Les yeux du jeune homme s'étaient plissés en deux fentes meurtrières. Il fit tout son possible pour garder un timbre de voix aimable, presque neutre.

- Dimanche, tous les commerces de Pré-au-Lard ne sont pas ouverts. Ce serait un peu dommage.

- Syd Rogue et sa passion du shopping, la paire inséparable, approuva ironiquement Clarisse.

Il y eut un silence très lourd que Morgane rompit avec un petit rire amusé :

- Va, mon frère, ta demande est entendue… Elle sera exaucée : samedi après-midi, tu feras ton tour à Pré-au-Lard.

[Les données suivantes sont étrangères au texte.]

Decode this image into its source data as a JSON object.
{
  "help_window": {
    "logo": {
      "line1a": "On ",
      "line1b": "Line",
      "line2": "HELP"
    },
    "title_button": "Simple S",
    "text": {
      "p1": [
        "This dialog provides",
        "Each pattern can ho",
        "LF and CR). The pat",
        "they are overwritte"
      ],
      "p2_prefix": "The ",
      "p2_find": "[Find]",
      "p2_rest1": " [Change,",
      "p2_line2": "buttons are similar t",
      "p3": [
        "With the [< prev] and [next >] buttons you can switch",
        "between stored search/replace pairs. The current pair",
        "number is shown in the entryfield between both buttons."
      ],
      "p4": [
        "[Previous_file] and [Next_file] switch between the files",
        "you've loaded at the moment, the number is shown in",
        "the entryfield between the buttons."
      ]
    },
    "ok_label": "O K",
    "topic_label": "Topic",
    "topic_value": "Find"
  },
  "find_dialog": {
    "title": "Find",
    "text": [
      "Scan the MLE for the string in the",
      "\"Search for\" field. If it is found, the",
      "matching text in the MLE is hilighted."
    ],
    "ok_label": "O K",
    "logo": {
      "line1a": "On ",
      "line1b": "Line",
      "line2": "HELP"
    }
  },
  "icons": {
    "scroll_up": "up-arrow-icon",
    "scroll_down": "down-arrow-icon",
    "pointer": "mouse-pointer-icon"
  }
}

- Par contre, intervint Lachésis, je vous conseille de garder des habits de rechange avec vous… au cas où l'effet du polynectar cesse brutalement. Je dis ça, j'dis rien…


- On est bien d'accord que ton frère nous ment ? s'enquit Clarisse.

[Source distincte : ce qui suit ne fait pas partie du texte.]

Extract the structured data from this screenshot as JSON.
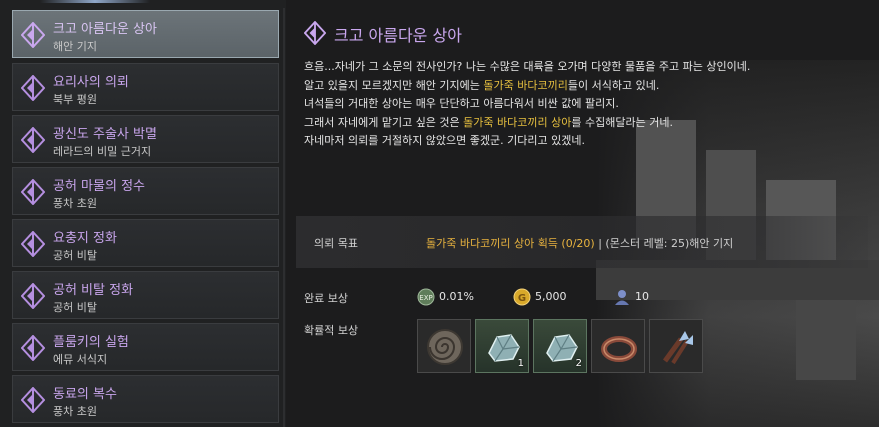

Finalement, c'était Morgane et elle qui se chargeaient du polynectar. Elles s'étaient cachées dans les toilettes de Mimi Geignarde qui, depuis son baiser, vouaient une affection sans borne aux deux donzelles. La jeune serpentarde possédait une réserve secrète d'ingrédient qu'elle avait dérobée au fur et à mesure dans le local de son père.

- Oui, oui… Mais bon, Lachésis n'a pas de vrais mauvais pressentiments, rien de mortel en tout cas… Moi j'trouve que ça vaut le coup de voir ce qu'il trame. Et puis, c'est excitant toute cette aventure !

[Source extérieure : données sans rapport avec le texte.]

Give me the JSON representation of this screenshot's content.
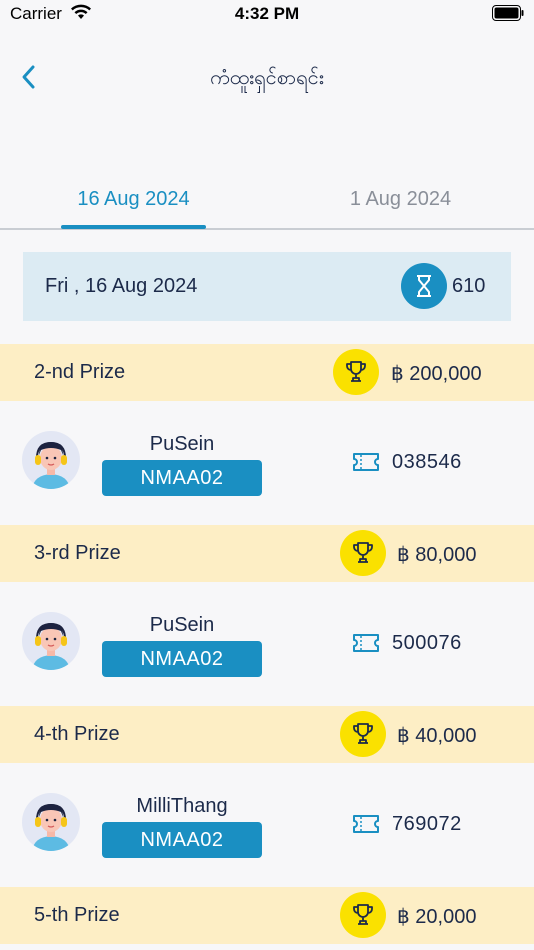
{
  "status_bar": {
    "carrier": "Carrier",
    "time": "4:32 PM"
  },
  "nav": {
    "title": "ကံထူးရှင်စာရင်း"
  },
  "tabs": [
    {
      "label": "16 Aug 2024",
      "active": true
    },
    {
      "label": "1 Aug 2024",
      "active": false
    }
  ],
  "draw": {
    "date": "Fri , 16 Aug 2024",
    "count": "610"
  },
  "prizes": [
    {
      "label": "2-nd Prize",
      "amount": "฿ 200,000",
      "winner": {
        "name": "PuSein",
        "code": "NMAA02",
        "ticket": "038546"
      }
    },
    {
      "label": "3-rd Prize",
      "amount": "฿ 80,000",
      "winner": {
        "name": "PuSein",
        "code": "NMAA02",
        "ticket": "500076"
      }
    },
    {
      "label": "4-th Prize",
      "amount": "฿ 40,000",
      "winner": {
        "name": "MilliThang",
        "code": "NMAA02",
        "ticket": "769072"
      }
    },
    {
      "label": "5-th Prize",
      "amount": "฿ 20,000"
    }
  ],
  "colors": {
    "accent": "#1a8fc2",
    "prize_band": "#fdeec5",
    "trophy_bg": "#fae100",
    "date_card": "#dcebf3",
    "text": "#1c2a4a"
  }
}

- Toi, tu vas t'amuser… mais moi je vais rester cloîtrer à la bibliothèque…

La serdaigle remuait paisiblement la potion qui mijotait :

- Non, franchement, je me fais du souci… s'il vous arrive quelque chose… On devrait en parler à tes parents.

Morgane fit non de la tête :

- Ne cédons pas si vite… Essayons de nous débrouiller sans eux.

- Franchement, si ça ne tenait qu'à moi, on intervertirait des ingrédients de la potion pour que ton frère échange sa place avec toi et comme ça je pourrais le surveiller…

- J'veux pas voir sa bistouqu…

- C'est bon, on a compris…

Clarisse poussa un soupir presqu'exaspéré en jetant quelques peaux de serpent dans le chaudron. C'est à ce moment-là que la petite Lachésis fit irruption.

- Vous avez bientôt fini ?

- Oui, oui, répondit la serdaigle. Dis donc, puisque tu es là… Tu es sûre que ça va bien se passer ?

La petite serpentarde se caressa le menton, méditative, puis elle acquiesça doucement :

- Je n'ai pas eu de vision très nette mais j'ai vu l'essentiel… disons que dans l'état actuel des choses, Morgane et Syd à Pré-au-lard, l'issue sera heureuse…

- Seulement mon frère et moi ? s'enquit Morgane, ses sourcils se fronçant.

- Oui, c'est pour ça que je ne viendrai pas, affirma Lachésis. Et toi non plus, Clarisse, tu ne dois pas y aller. Tu ne fais pas partie de l'image que j'ai visualisée. Si tu t'y rends, tout changera…

- Il va donc se passer réellement quelque chose, conclut la serdaigle.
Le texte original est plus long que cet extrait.